The fourth part is about the murders, and it is the longest and most emotionally draining section of literature I've ever read.  It describes, in exquisite detail, the police investigation of the Santa Teresa murders.  Beginning in the early 1990's, there are a few murders each month.  Girls between 10 and 30 (typically), are found murdered and left in the desert or a dump on the outskirts of the city.  Usually, the girls are workers at a maquiladora, one of the many sweatshops in town.  They are usually beaten and raped, and eventually strangled to death and found with no clothes on.  Some of the cases are clear, like it was an angry husband who confessed, although the vast majority of cases go unsolved.  Each murder is described, with the name of the victim, the cause of death, the location, the date, and the status of the police investigation.  They are inter-spliced with the story of the overall investigation.  Inspector Juan de Dios is in love with an older pyschiatrist, and young Lalo Cura is new to the force from a rural town.  Some detectives, like Epifanio, are jaded and ruthless.  The murders are systematic. Midway though, they arrest Klaus Haas, who owned an electronics store and was a German and U.S. citizen.  He had had contact with one of the victims, and they pinned many murders on him, although the case is weak and he is stuck in jail for the rest of the book.  There are stories of reporters that try to uncover details.  A congresswoman hires a private detective to investigate the death of her friend.  Depressingly, nothing is resolved and nobody is held accountable.  All evidence points to a giant, system-wide problem among the drug cartels, the youth gangs, and corruption in government.

The fifth and final part returns to the story of Archimboldi.  Born Hans Reiter in Germany in 1920, he used to love exploring underwater.  He was very tall and lanky and introspective.  He worked cleaning with his family for a rich estate.  He befriended the young nephew, Halder, and they moved to Berlin and stayed friends there.  Then he was drafted and fought for the Nazis on the Eastern Front.  He was very brave because he does not fear death.  Reiter at one point discovers a journal in Ukraine of a Jew who was caught between the Communist purges and the Nazi advances.  Reiter is not an evil Nazi, he is just going with the situation presented before him.  He is not a fighter, but just accepts things as they are.  After the war, he works as a bouncer in Cologne and marries a crazy girl he met during the war.  He writes a book, and tries to get it published.  Most houses won't accept it, but in Hamburg he finds someone who likes him and his work.  Mr. Bubis takes him under his wing, and Reiter changes his pen name to Benno von Archimboldi.  Bubis's wife is the niece of the rich Baron Hans used to work for.  They have an occasional affair throughout the years, as Archimboldi publishes more and more novels.  He is never very successful nor recognized, all the scholars and academics would pick up on him much later on in his career.  Finally, as an old man, he hears from his younger sister, who he hasn't seen in many years.  Her son, Klaus Haas, was arrested in Mexico for murder, and she needs his help.  Archimboldi travels to Santa Teresa, and he is that giant coming to make things right.
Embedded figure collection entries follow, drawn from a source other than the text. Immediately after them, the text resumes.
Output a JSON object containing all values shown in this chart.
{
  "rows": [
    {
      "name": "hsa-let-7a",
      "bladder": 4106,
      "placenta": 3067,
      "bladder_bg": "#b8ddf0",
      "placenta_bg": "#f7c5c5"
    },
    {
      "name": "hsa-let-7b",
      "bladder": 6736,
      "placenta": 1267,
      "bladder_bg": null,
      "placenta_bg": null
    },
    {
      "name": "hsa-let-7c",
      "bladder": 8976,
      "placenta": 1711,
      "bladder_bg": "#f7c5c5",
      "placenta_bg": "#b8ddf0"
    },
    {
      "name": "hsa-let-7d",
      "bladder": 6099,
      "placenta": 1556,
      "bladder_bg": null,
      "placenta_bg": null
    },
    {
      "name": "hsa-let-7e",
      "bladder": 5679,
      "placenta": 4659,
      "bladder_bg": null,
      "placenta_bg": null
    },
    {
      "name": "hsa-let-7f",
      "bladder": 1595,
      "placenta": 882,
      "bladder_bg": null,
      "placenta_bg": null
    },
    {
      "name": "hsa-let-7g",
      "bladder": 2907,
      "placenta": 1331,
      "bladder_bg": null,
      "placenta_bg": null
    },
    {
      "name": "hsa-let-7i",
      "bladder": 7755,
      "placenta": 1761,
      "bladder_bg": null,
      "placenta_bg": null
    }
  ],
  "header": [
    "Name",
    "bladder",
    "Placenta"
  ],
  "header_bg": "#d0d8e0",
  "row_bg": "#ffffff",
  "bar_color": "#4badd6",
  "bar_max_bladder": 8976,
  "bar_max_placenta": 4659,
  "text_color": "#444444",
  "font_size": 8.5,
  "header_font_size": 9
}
That is how the story finally ends.  There is no traditional ending, and so it seems even more like real life.  It is a novel that encompasses an entire era.  It goes from 1920's Germany to the Eastern Front, to modern Europe, America and finally to that black hole of Santa Teresa.  There are many side stories and anecdotes that I cannot do justice to.  It is fantastic, with prose like poetry, and it is also very dark and morbid.  It is a bleak view of humanity at many times, but you still hope for something better.  There are flashes of beauty throughout.   I wish Bolano could have survived longer so we could enjoy more of his work.  I read the Savage Detectives earlier this year, and that was amazing as well.  Highly recommend this book.  Five out of five stars.